Chuvas recuperam parte das lavouras de milho no RS

Chuvas recuperam parte das lavouras de milho no RS

Jornal do Campo | Foto: Emater RS/Divulgação

As chuvas dos últimos dias foram suficientes para atenuar um pouco o déficit hídrico enfrentado pelo milho gaúcho no Rio Grande do Sul.

As precipitações também favoreceram a evolução para as fases de maturação e colheita na maioria das regiões produtoras do Rio Grande do Sul.

De acordo com a Emater/RS-Ascar, as lavouras de milho estão 15% em germinação e desenvolvimento vegetativo, 12% em floração, 25% em enchimento de grãos, 26% maduro e 22% do total já foram colhidos.

Na região de Santa Rosa, onde 60% do milho estão colhidos, a produtividade teve pequena queda em função da baixa umidade do solo, que atingiu lavouras em plena floração e formação inicial do grão.

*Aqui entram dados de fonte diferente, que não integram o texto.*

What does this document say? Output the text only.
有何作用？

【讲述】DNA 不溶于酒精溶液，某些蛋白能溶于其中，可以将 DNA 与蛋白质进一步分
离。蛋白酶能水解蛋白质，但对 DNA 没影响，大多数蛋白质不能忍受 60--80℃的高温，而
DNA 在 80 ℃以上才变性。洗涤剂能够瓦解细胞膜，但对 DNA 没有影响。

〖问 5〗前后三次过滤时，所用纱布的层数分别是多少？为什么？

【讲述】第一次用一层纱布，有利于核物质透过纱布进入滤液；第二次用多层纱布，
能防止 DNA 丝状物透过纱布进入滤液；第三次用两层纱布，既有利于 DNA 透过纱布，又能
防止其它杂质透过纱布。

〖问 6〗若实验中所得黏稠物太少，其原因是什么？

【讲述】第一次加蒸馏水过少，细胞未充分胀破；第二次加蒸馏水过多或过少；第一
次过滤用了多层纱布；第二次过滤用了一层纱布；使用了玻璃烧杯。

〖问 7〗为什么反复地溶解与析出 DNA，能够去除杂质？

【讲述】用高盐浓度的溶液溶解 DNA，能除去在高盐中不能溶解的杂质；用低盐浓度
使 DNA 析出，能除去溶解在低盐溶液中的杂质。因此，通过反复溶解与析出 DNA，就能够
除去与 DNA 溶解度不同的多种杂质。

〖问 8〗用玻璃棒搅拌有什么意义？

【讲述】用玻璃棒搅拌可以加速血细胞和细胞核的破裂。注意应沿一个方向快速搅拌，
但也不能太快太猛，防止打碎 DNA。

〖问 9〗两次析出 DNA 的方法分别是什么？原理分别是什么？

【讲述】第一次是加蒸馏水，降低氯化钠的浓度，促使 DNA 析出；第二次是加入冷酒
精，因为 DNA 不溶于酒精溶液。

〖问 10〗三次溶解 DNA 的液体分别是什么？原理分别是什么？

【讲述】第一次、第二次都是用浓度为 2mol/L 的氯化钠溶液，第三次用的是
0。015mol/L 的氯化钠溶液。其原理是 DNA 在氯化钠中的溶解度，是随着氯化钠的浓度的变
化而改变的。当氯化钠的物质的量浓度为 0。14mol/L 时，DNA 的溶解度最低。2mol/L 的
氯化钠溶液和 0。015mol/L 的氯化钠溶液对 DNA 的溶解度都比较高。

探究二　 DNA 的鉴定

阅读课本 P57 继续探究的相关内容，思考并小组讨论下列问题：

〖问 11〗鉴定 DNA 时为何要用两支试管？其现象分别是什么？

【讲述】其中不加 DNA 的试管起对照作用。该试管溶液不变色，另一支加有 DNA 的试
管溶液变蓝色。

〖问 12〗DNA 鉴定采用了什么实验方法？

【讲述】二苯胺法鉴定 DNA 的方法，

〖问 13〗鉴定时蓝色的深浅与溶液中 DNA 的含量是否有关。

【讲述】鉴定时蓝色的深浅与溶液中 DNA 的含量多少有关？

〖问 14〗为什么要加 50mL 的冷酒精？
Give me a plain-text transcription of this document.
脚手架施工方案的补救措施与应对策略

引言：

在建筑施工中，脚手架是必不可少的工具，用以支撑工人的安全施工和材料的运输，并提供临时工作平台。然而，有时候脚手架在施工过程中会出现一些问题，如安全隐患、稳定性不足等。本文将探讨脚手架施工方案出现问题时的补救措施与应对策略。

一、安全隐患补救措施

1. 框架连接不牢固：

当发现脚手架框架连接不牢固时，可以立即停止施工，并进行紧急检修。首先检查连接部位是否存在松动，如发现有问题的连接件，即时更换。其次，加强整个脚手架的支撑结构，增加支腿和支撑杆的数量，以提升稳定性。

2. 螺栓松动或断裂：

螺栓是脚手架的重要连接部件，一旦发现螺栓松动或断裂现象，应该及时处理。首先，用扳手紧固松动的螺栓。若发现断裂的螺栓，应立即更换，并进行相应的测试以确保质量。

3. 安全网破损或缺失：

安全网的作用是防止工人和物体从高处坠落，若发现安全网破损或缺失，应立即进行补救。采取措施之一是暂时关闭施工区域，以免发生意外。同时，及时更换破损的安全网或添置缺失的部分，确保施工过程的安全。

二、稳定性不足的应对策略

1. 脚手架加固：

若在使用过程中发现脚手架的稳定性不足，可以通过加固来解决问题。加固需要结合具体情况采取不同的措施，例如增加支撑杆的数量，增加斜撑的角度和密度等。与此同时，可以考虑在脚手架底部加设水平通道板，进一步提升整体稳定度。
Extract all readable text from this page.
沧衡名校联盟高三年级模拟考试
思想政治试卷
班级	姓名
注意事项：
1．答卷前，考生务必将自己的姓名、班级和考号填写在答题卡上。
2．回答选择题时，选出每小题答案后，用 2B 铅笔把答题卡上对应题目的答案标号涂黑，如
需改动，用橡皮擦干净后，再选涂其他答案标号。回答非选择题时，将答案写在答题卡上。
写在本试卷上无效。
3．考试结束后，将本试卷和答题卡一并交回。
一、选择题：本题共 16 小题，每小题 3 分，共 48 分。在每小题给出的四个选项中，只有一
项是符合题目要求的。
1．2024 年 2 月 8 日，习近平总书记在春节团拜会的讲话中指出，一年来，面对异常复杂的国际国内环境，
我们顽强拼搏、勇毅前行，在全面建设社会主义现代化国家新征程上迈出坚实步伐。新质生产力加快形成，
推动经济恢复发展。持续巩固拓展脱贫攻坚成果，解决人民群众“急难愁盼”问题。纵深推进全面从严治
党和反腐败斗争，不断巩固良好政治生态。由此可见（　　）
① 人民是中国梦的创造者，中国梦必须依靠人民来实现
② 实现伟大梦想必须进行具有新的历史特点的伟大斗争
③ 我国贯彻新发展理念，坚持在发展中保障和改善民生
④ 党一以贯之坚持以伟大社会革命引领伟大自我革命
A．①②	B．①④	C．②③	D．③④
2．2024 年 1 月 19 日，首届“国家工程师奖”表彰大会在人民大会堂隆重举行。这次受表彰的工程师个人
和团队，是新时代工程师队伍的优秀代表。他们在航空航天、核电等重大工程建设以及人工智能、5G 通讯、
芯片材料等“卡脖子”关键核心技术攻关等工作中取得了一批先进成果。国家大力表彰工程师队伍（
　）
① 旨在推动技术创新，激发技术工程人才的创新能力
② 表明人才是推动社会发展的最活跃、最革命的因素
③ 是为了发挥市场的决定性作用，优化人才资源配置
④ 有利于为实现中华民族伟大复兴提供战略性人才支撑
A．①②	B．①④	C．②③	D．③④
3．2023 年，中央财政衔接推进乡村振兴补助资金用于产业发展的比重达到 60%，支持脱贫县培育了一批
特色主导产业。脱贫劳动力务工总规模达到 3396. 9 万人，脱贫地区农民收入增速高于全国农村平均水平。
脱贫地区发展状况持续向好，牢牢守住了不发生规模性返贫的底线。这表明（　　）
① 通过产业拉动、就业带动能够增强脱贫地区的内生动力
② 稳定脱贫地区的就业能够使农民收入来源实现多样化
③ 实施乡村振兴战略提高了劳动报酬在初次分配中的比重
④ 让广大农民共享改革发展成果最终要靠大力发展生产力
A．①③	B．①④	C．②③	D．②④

Com a melhora das condições de umidade do solo, foi iniciada a semeadura para o cultivo da segunda safra (milho safrinha) nas áreas colhidas.

As chuvas da semana frearam as atividades de colheita e os produtores buscam a retirada do produto da forma mais célere possível, para liberar as áreas também para a semeadura da soja safrinha.

A boa produtividade obtida e os preços com tendência de elevação devem possibilitar boa rentabilidade da cultura nesta safra.

Soja

O cultivo do grão no RS alcançou a totalidade da área prevista para a safra 2019/2020, que é de 5.956.504 hectares. Das lavouras implantadas, 48% se encontram em desenvolvimento vegetativo, 39% em floração e 13% na fase de enchimento de grãos.

Na regional administrativa da Emater/RS-Ascar de Santa Rosa, que corresponde a 11,8% da área de soja no Estado, o desenvolvimento das lavouras ainda é satisfatório, mesmo com as condições de falta de umidade e de altas temperaturas nas últimas semanas.

As chuvas recuperaram parcialmente as lavouras, apesar de já haver perdas, sobretudo nas Missões.

Na regional de Ijuí, o retorno das chuvas influenciou a emissão de folhas novas, de ramos laterais e o aumento da floração. Em geral, as plantas apresentam tamanho menor do que o ideal, com índice foliar abaixo do esperado e potencial produtivo comprometido devido à estiagem.

Os índices de redução do potencial produtivo são diferentes conforme a localização das lavouras, o período de semeadura e o ciclo das cultivares.

No Corede Alto Jacuí é onde se identificam as maiores reduções de produtividade. Até o momento, há baixa incidência de pragas.